Estaba a punto de decir algo cuando miró su túnica clerical marrón y dijo con una sonrisa de complicidad: —¿Acabas de venir de la iglesia de la Cosecha?

«¿Quién fue el que dijo que podía resistir la noche anterior?» Incapaz de mantener su actitud caballeresca, apretó los dientes y dijo: —Ese viejo, ese viejo…

Carajo, ¿cómo me deshago de esta sugerencia inductiva?

Antes de que pudiera responder, le dio una palmadita en el pecho y le dijo con la cara severa: —Llévame al paciente.

Hay una buena cena esperándome.

Mientras hablaba, olfateaba indistintamente, como si hubiera olido algo.

Recogió su abrigo y su sombrero sin decir una palabra más.

—Está bien, te llevaré allí ahora.

Después de cerrar la puerta y de dar unos pasos, le preguntó con cautela: —¿Tiene un certificado para practicar medicina?

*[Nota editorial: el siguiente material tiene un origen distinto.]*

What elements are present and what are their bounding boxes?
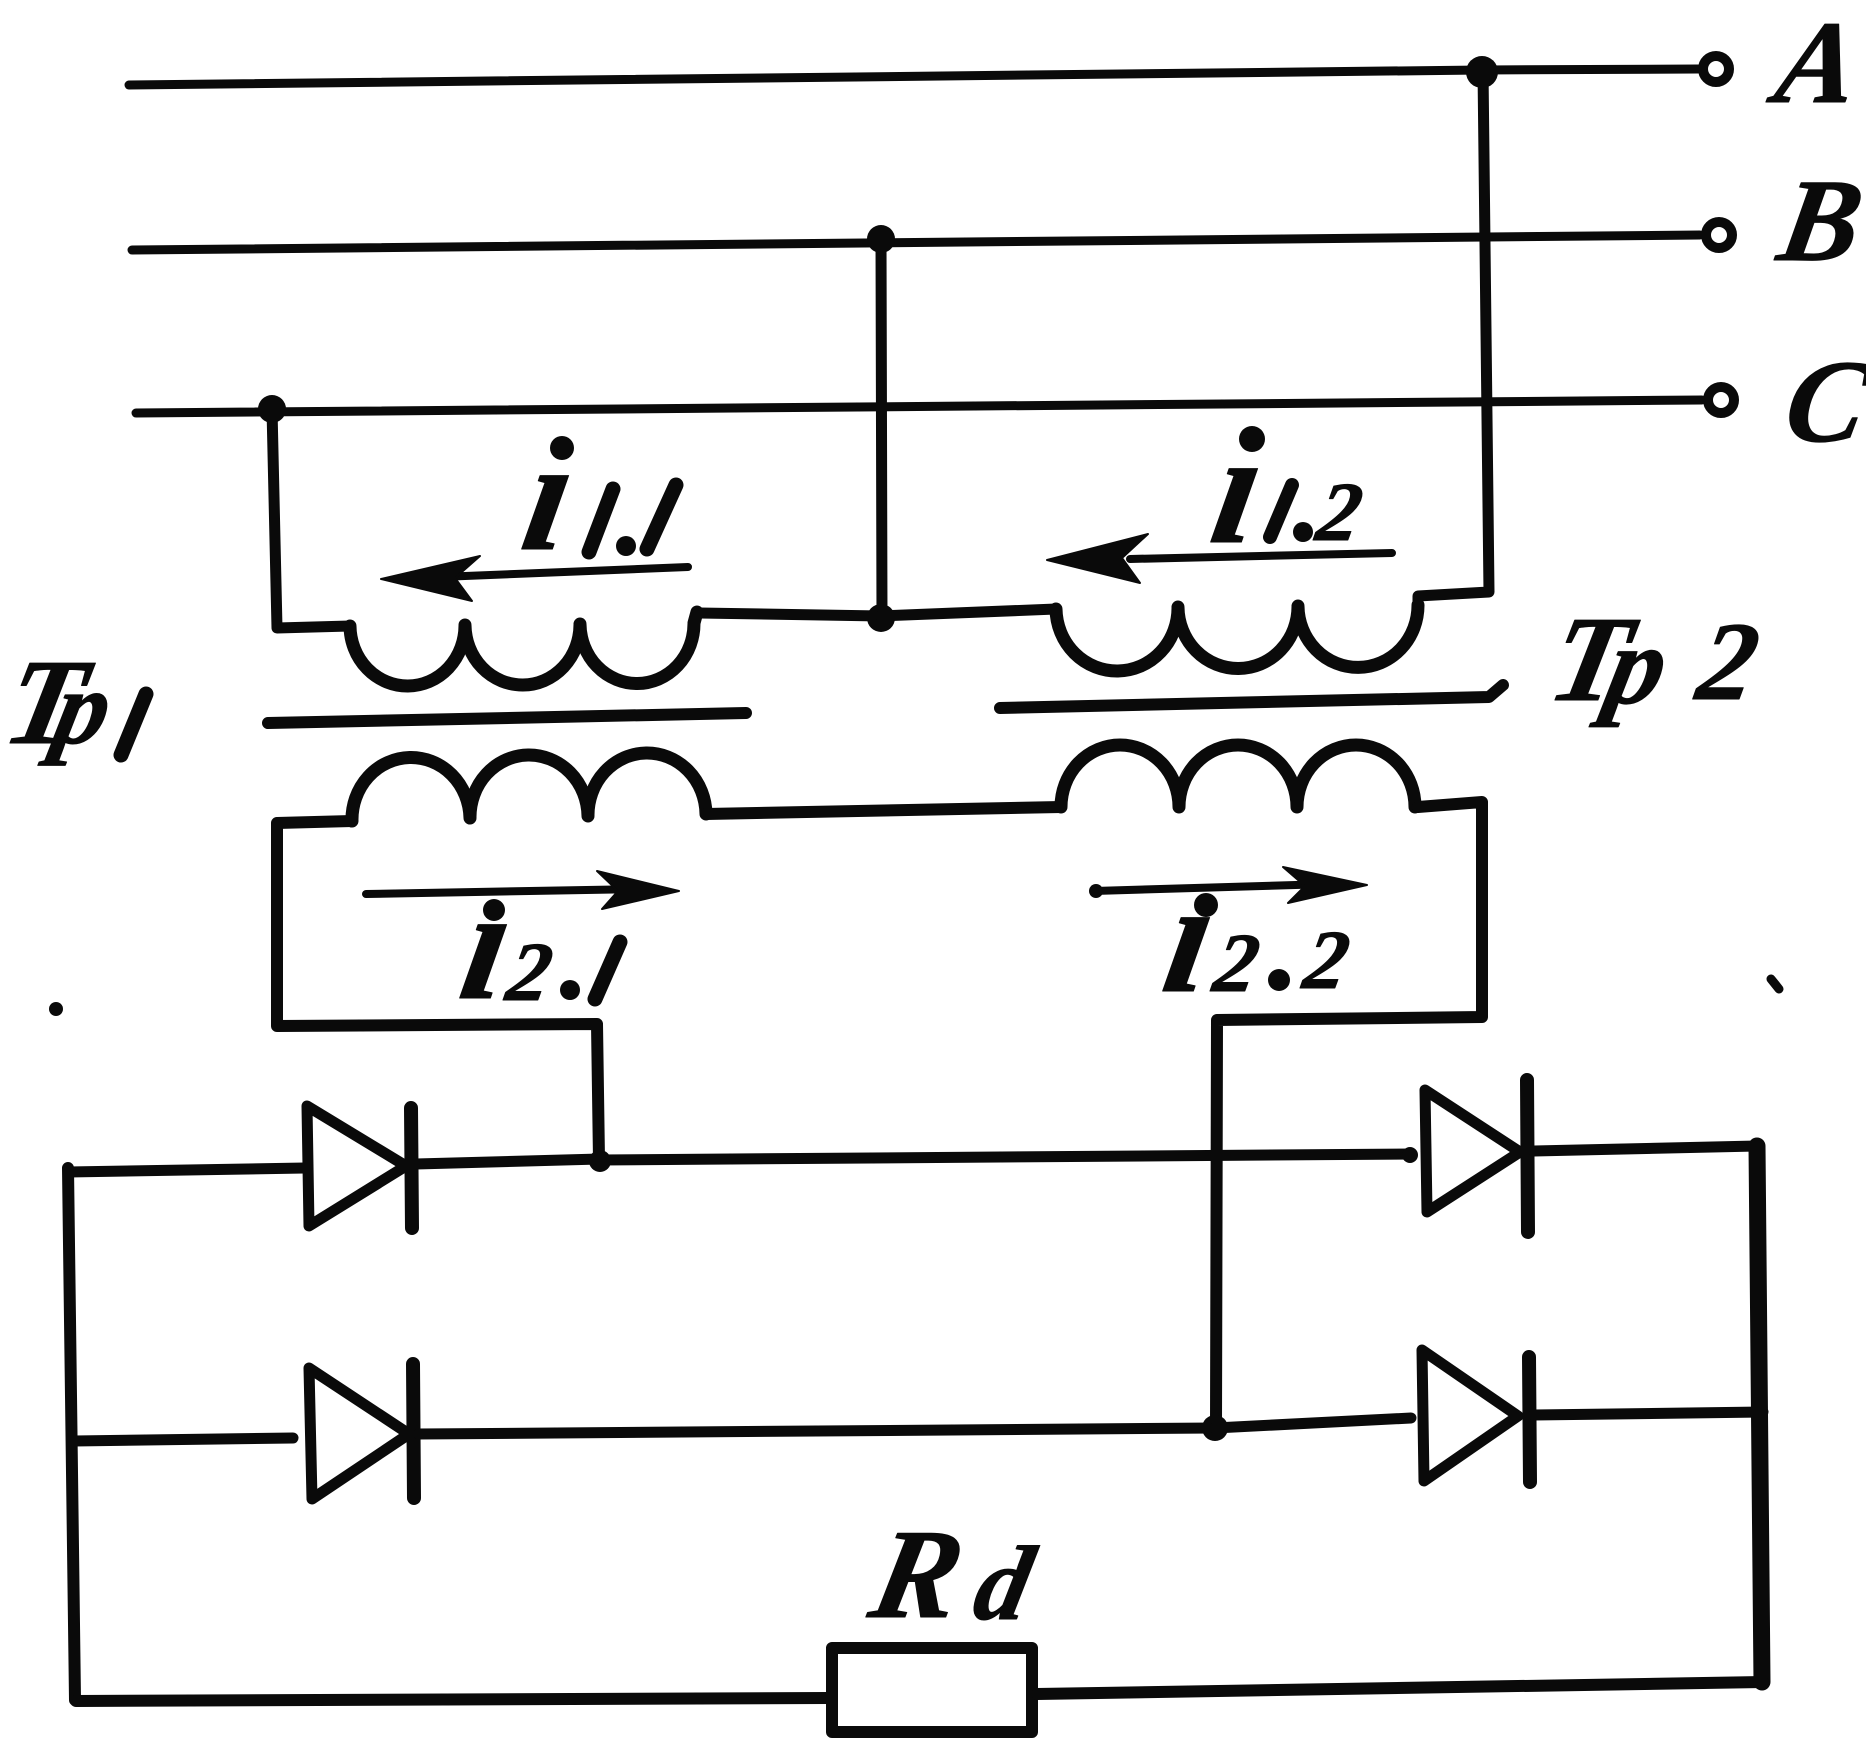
wire phase line C [136,400,1702,413]
wire Tp1 secondary left leg [277,821,599,1160]
wire between secondaries [706,807,1061,814]
wire right rail [1757,1146,1762,1682]
wire diode row 2 left [74,1438,293,1441]
core line Tp1 [268,713,746,723]
wire diode row 1 left [68,1168,305,1172]
svg-text:2: 2 [1688,600,1768,724]
svg-text:2: 2 [1206,918,1266,1010]
svg-text:2: 2 [1309,467,1369,559]
wire bottom left [76,1698,829,1701]
wire A to terminal [1482,69,1698,70]
wire D4 to right rail [1534,1412,1763,1415]
wire D1 to junction [416,1159,600,1164]
wire Tp1 primary to node B [699,613,881,616]
diode D4 [1422,1350,1518,1481]
svg-text:2: 2 [1296,915,1356,1007]
diode D3 [1425,1090,1520,1212]
wire row2 to D4 [1215,1418,1411,1428]
wire D2 to junction [419,1428,1215,1434]
svg-text:A: A [1761,0,1866,128]
secondary winding Tp1 [352,753,706,821]
junction at Tp1/Tp2 primary node [867,604,895,632]
wire Tp2 secondary right leg [1216,802,1482,1427]
svg-text:ı: ı [1201,399,1277,577]
svg-text:B: B [1768,155,1866,286]
current arrow i1.1 [440,567,688,577]
primary winding Tp1 [350,612,697,686]
wire from A junction down to Tp2 primary [1418,70,1489,605]
diode D1 [307,1106,406,1226]
junction row1 / Tp1 secondary [589,1150,611,1172]
primary winding Tp2 [1056,605,1418,671]
terminal A [1703,56,1729,82]
svg-text:R: R [859,1503,975,1644]
svg-text:C: C [1776,336,1866,467]
current arrow i2.2 [1094,884,1330,891]
junction on line B [867,225,895,253]
wire phase line B [132,235,1700,250]
junction row2 / Tp2 secondary [1202,1415,1228,1441]
diode D2 [309,1368,409,1499]
stain tick artifact [1771,979,1779,989]
core line Tp2 [1000,685,1503,708]
wire left rail [68,1168,75,1700]
wire from B junction down to node between coils [881,239,882,619]
current arrow i2.1 [366,889,640,894]
junction on line C [258,395,286,423]
svg-text:ı: ı [512,406,588,584]
wire from C junction down to Tp1 primary [272,409,350,628]
wire bottom right [1037,1682,1763,1694]
wire node B to Tp2 primary [881,609,1056,616]
terminal B [1706,222,1732,248]
junction on line A [1466,56,1498,88]
svg-text:d: d [965,1525,1044,1643]
stain dot artifact [49,1002,63,1016]
secondary winding Tp2 [1061,745,1415,807]
wire phase line A [129,70,1482,85]
resistor Rd [832,1648,1032,1732]
wire row1 middle [600,1154,1412,1160]
current arrow i1.2 [1130,553,1392,559]
wire D3 to right rail [1534,1146,1757,1151]
terminal C [1708,387,1734,413]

«¿De qué otra manera se supone que debo convencer al abogado Jurgen para que le permita a la señora Doris tomar el medicamento?» Emlyn miró al cielo en un ángulo de cuarenta y cinco grados y dijo: —No necesito esos papeles para probar mis habilidades.

Antes de que Klein frunciera el ceño, añadió casualmente: —Es demasiado simple.

Lo obtuve fácilmente al pasar por el proceso.

«… Ese tono hace que parezca que está bastante orgulloso de haber recibido un certificado para practicar medicina…» Sonrió sin una palabra.

Al mirar el suelo mojado frente a él, Emlyn casualmente dijo: —¿Sabes lo que más me gusta de Backlund?

—¿Qué?

—respondió sin ninguna curiosidad.

Se rió entre dientes y dijo: —El cielo sombrío y persistente con niebla que borra el sol.

Eso me permite salir durante el día sin sentir demasiada incomodidad.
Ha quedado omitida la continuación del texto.